Who It's For and Trade-offs
Great fit if you want to train or fine-tune chant- or meter-aware TTS, study prosody/meter in Sanskrit verse, or create accessible renditions of classical ślokas. The single-speaker, tradition-faithful design reduces inter-speaker variance and highlights prosody learning.

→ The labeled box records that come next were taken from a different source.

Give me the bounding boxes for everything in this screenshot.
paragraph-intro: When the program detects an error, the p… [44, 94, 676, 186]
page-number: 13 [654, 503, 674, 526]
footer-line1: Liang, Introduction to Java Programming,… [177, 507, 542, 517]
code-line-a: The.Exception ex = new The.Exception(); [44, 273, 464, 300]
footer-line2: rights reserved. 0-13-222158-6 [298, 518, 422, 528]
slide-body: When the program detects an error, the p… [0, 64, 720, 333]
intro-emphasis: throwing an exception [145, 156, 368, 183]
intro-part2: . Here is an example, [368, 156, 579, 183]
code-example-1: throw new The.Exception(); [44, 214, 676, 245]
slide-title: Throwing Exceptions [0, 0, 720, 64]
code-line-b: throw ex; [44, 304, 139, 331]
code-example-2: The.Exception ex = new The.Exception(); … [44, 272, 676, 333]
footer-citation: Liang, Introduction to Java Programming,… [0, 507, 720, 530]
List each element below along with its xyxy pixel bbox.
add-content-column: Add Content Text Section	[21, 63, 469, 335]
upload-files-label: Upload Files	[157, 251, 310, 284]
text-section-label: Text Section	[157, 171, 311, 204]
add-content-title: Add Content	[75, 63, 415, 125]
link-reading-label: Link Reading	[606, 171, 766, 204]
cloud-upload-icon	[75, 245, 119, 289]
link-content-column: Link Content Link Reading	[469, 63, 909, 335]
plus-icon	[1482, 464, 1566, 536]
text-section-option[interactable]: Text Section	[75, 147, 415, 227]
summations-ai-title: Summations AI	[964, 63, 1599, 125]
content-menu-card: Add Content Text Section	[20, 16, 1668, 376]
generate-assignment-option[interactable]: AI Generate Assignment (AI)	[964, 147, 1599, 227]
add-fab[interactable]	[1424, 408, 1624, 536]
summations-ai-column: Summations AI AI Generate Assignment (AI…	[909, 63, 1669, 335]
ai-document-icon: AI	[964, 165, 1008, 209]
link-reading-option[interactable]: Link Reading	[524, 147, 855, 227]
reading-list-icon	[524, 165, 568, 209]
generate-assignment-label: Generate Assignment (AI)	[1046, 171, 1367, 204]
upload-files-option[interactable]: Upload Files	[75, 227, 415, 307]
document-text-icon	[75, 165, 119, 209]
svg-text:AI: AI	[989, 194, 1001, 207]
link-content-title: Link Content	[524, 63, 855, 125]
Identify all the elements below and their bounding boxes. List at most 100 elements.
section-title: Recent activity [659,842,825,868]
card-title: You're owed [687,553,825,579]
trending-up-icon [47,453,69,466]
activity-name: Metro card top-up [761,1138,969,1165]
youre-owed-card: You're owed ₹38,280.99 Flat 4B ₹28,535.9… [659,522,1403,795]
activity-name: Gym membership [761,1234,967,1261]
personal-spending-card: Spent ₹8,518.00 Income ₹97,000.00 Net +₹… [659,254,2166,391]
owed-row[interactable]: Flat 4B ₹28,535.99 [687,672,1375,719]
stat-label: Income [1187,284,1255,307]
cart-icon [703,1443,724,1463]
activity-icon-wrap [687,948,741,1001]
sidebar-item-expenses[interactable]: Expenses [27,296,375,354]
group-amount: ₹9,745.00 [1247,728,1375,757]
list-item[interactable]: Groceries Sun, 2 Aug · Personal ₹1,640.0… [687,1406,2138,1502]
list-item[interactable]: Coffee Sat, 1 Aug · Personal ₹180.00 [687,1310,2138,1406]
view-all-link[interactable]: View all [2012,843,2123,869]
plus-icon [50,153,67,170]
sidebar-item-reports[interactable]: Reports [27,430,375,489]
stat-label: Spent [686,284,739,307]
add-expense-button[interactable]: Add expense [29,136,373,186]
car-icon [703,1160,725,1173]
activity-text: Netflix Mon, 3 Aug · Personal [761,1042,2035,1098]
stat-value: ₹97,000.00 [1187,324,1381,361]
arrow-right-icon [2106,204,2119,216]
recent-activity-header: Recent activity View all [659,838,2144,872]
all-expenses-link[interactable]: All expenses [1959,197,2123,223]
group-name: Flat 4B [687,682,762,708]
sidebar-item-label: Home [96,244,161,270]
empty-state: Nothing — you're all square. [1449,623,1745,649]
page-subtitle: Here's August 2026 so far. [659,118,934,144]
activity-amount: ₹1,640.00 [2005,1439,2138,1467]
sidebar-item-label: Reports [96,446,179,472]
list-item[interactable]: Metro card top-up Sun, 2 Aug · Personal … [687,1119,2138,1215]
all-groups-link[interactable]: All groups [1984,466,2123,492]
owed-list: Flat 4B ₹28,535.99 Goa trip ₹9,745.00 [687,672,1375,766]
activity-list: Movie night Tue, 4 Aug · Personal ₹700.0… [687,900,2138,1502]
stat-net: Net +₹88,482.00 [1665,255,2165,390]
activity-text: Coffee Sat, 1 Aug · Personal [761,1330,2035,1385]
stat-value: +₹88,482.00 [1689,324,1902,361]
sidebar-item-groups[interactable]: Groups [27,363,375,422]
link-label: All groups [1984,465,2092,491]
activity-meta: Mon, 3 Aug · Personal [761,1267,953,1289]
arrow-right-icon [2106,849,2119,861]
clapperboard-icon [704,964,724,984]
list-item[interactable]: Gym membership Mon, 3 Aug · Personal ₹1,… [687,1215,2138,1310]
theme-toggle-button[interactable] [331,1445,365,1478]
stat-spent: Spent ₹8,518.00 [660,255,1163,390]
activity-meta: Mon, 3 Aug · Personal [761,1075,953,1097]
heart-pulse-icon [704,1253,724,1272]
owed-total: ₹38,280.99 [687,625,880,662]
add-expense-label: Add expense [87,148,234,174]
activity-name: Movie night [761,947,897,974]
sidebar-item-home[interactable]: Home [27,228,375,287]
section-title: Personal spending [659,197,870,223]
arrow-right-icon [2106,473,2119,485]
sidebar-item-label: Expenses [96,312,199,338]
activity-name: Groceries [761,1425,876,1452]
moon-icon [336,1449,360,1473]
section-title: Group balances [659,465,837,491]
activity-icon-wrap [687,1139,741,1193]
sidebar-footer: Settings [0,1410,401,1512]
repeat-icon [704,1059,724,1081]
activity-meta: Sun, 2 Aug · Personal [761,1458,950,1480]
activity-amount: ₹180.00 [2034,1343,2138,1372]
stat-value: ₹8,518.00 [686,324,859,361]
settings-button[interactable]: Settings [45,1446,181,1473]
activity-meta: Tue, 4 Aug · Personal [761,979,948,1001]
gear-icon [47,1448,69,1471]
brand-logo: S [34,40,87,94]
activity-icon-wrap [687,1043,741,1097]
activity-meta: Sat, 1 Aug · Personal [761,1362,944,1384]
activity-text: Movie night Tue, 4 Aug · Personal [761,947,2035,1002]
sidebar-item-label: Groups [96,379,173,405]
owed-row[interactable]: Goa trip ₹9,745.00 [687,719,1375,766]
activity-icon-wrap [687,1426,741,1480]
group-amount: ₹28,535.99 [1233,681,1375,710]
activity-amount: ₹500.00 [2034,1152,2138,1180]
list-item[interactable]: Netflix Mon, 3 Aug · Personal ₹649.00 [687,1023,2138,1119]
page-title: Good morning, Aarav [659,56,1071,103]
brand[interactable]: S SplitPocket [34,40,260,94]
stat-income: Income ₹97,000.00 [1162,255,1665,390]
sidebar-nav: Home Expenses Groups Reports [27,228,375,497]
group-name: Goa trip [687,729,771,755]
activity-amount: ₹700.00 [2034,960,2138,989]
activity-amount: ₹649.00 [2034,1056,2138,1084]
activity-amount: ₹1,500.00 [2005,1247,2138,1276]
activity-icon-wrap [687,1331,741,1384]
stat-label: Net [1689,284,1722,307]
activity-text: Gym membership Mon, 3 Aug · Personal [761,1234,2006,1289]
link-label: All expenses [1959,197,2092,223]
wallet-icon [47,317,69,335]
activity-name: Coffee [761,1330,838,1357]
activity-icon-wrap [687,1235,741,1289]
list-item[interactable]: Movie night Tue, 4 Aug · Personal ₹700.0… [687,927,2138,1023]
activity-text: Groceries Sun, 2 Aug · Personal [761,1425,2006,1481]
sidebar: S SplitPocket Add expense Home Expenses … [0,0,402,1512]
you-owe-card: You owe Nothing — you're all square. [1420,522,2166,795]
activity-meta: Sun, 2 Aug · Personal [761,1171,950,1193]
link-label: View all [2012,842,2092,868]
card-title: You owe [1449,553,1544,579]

Look elsewhere if you need large-scale multi-speaker conversational speech, Vedic svara recordings (this corpus excludes Vedic svaras), or massively diverse acoustic conditions—this dataset prioritizes ritual/traditional chant fidelity over breadth. Also, total duration (~5.3 h) is modest for large neural TTS pretraining but appropriate for fine-tuning or focused prosody research.
Where It Fits
Use this as fine-tuning data for meter-conditioned TTS models, a benchmark for chant prosody research, or as high-quality training examples when building accessible audio renditions of Sanskrit ślokas. License: CC-BY-4.0; respect the author's voice and attribution guidance when releasing synthesized outputs.